A: Growing up in South Central L.A., the gang culture is in there, but there’s more to that. The real reality is that … people who are actually in gangs … are really the minority in that community. But they get so much attention, that as a kid, you think everybody’s a gangsta. So you think, “Oh, I gotta be a gangsta, too.” And then you get a little older and you start to realize, “Most of my neighbors are really cool.” This guy’s a historian, this guy’s a teacher, that guy’s gonna be a doctor or lawyer. You realize that the community that you live in is very diverse. I found a place called Leimert Park [and] I realized that the cultural, musical center of L.A. is in my neighborhood, with all the musicians, poets and writers. They all come here to hang out. So the gang culture, when I was really young, was very prominent because I saw myself as being a part of that. And then when I got a little older, the gang culture became really insignificant to me.

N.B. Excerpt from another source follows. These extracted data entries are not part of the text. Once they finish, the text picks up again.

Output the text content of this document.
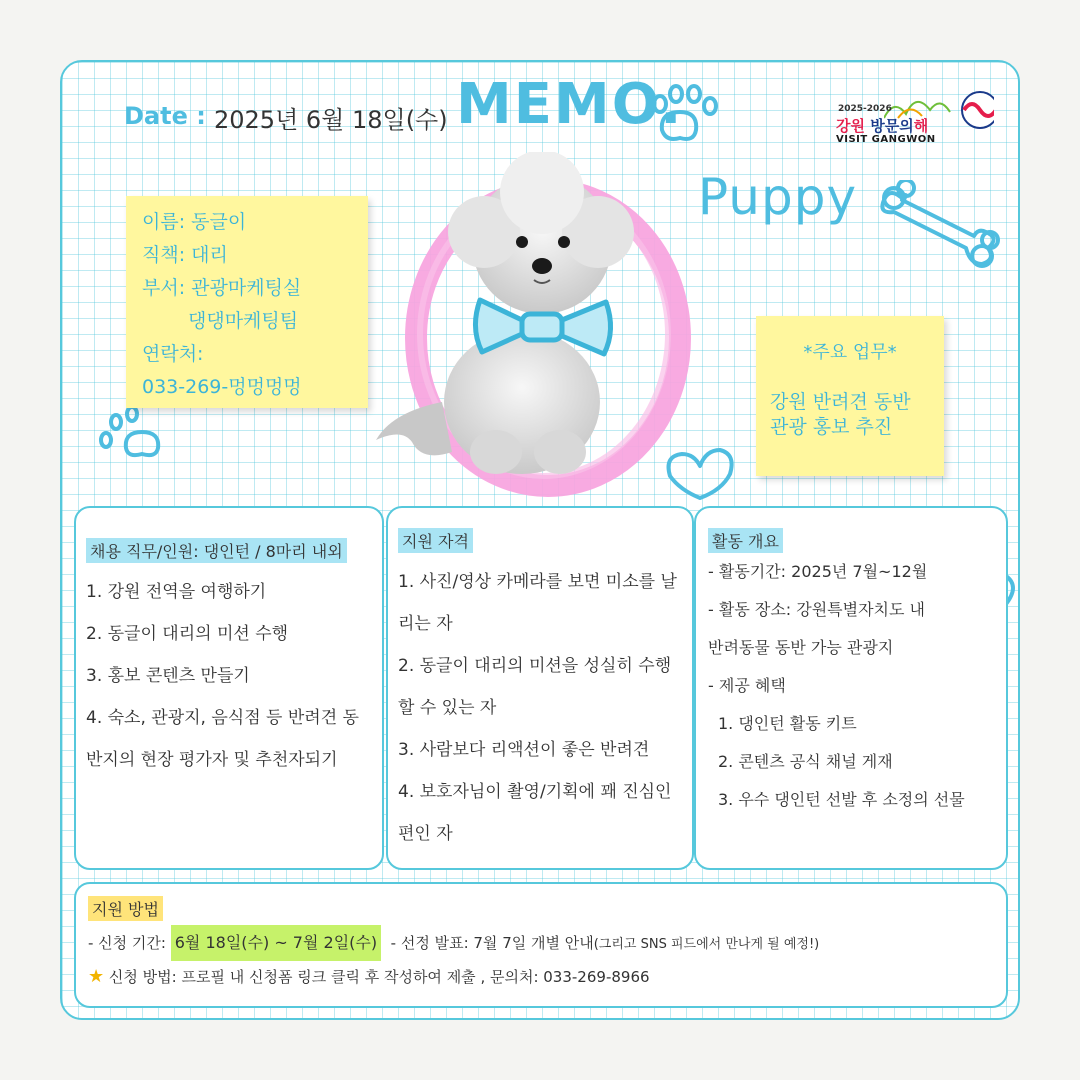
Date : 2025년 6월 18일(수) MEMO.
Puppy
2025-2026
강원 방문의해
VISIT GANGWON
이름: 동글이
직책: 대리
부서: 관광마케팅실
댕댕마케팅팀
연락처:
033-269-멍멍멍멍
*주요 업무*
강원 반려견 동반
관광 홍보 추진
채용 직무/인원: 댕인턴 / 8마리 내외
1. 강원 전역을 여행하기
2. 동글이 대리의 미션 수행
3. 홍보 콘텐츠 만들기
4. 숙소, 관광지, 음식점 등 반려견 동반지의 현장 평가자 및 추천자되기
지원 자격
1. 사진/영상 카메라를 보면 미소를 날리는 자
2. 동글이 대리의 미션을 성실히 수행할 수 있는 자
3. 사람보다 리액션이 좋은 반려견
4. 보호자님이 촬영/기획에 꽤 진심인 편인 자
활동 개요
- 활동기간: 2025년 7월~12월
- 활동 장소: 강원특별자치도 내
반려동물 동반 가능 관광지
- 제공 혜택
1. 댕인턴 활동 키트
2. 콘텐츠 공식 채널 게재
3. 우수 댕인턴 선발 후 소정의 선물
지원 방법
- 신청 기간: 6월 18일(수) ~ 7월 2일(수) - 선정 발표: 7월 7일 개별 안내(그리고 SNS 피드에서 만나게 될 예정!)
★ 신청 방법: 프로필 내 신청폼 링크 클릭 후 작성하여 제출 , 문의처: 033-269-8966
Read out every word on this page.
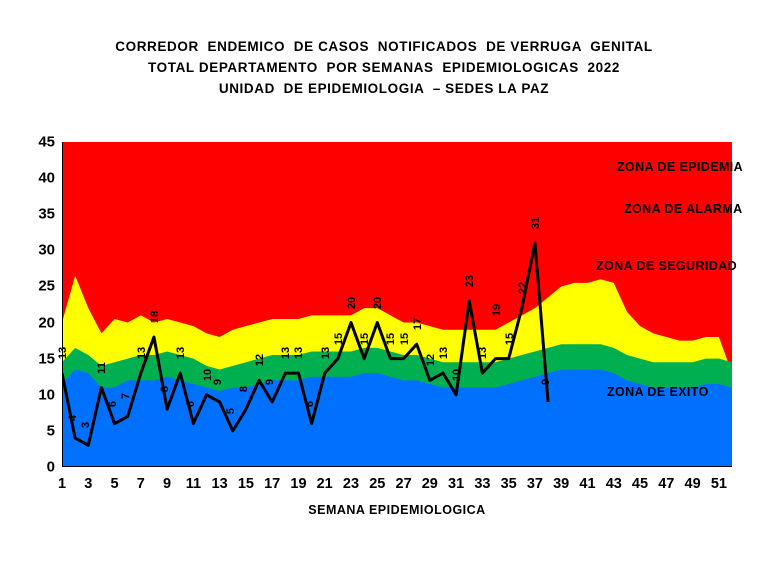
CORREDOR  ENDEMICO  DE CASOS  NOTIFICADOS  DE VERRUGA  GENITAL
TOTAL DEPARTAMENTO  POR SEMANAS  EPIDEMIOLOGICAS  2022
UNIDAD  DE EPIDEMIOLOGIA  – SEDES LA PAZ
0
5
10
15
20
25
30
35
40
45
1 3 5 7 9 11 13 15 17 19 21 23 25 27 29 31 33 35 37 39 41 43 45 47 49 51
13
4
3
11
6
7
13
18
8
13
6
10
9
5
8
12
9
13 13
6
13
15
20
15
20
15 15
17
12
13
10
23
13
19
15
22
31
9
ZONA DE EPIDEMIA
ZONA DE ALARMA
ZONA DE SEGURIDAD
ZONA DE EXITO
SEMANA EPIDEMIOLOGICA
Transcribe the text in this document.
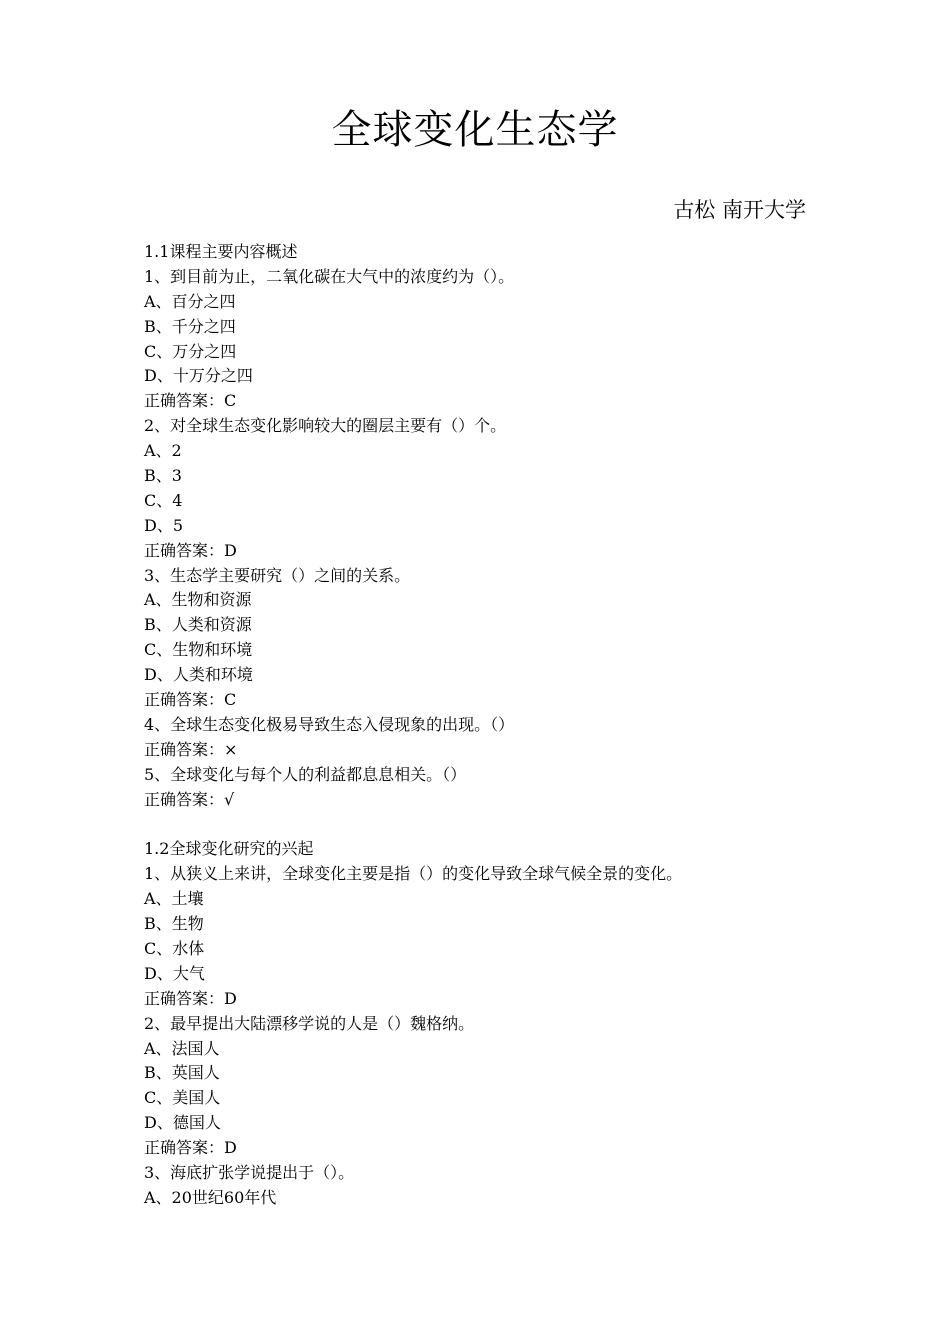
全球变化生态学
古松 南开大学
1.1课程主要内容概述
1、到目前为止，二氧化碳在大气中的浓度约为（）。
A、百分之四
B、千分之四
C、万分之四
D、十万分之四
正确答案：C
2、对全球生态变化影响较大的圈层主要有（）个。
A、2
B、3
C、4
D、5
正确答案：D
3、生态学主要研究（）之间的关系。
A、生物和资源
B、人类和资源
C、生物和环境
D、人类和环境
正确答案：C
4、全球生态变化极易导致生态入侵现象的出现。（）
正确答案：×
5、全球变化与每个人的利益都息息相关。（）
正确答案：√
1.2全球变化研究的兴起
1、从狭义上来讲，全球变化主要是指（）的变化导致全球气候全景的变化。
A、土壤
B、生物
C、水体
D、大气
正确答案：D
2、最早提出大陆漂移学说的人是（）魏格纳。
A、法国人
B、英国人
C、美国人
D、德国人
正确答案：D
3、海底扩张学说提出于（）。
A、20世纪60年代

“I was originally trying to make a single disc … but I did have a vision for what I wanted the album to be,” he said. “I wanted to represent who I am and who the musicians I’m playing with are. When I got to putting the album together, I realized it needs all of this to be that. That’s when it turned into 172 minutes. This is the complete statement.”
The turning point came after he recorded “Change of the Guard,” and decided it had to be on the album no matter what. Afterward, he had his now-famous dream about warriors living in a village below a mountain. Their goal was to overcome and kill the guard protecting a gate at the top of the mountain. Only the final warrior succeeded. Washington interpreted the guard as the protector of music and the final warrior as the bearer of new music. Hence, “Change of the Guard.”
“With the other 16 songs, I was forcing myself to extend this dream,” he said.
Since the album is largely absent of lyrics, Washington plans to write a companion graphic novel this fall. He’s also started working on a follow-up album. Hundreds of songs are already written, and he and his band have gone in a different music direction inspired by his travels and growth as a musician and a human being.
Are any of them inspired by dreams?
“Ha! The music incites the dream, which then tells me what to do with the music,” he says. “I dream all the time, and the music is in the dreams.”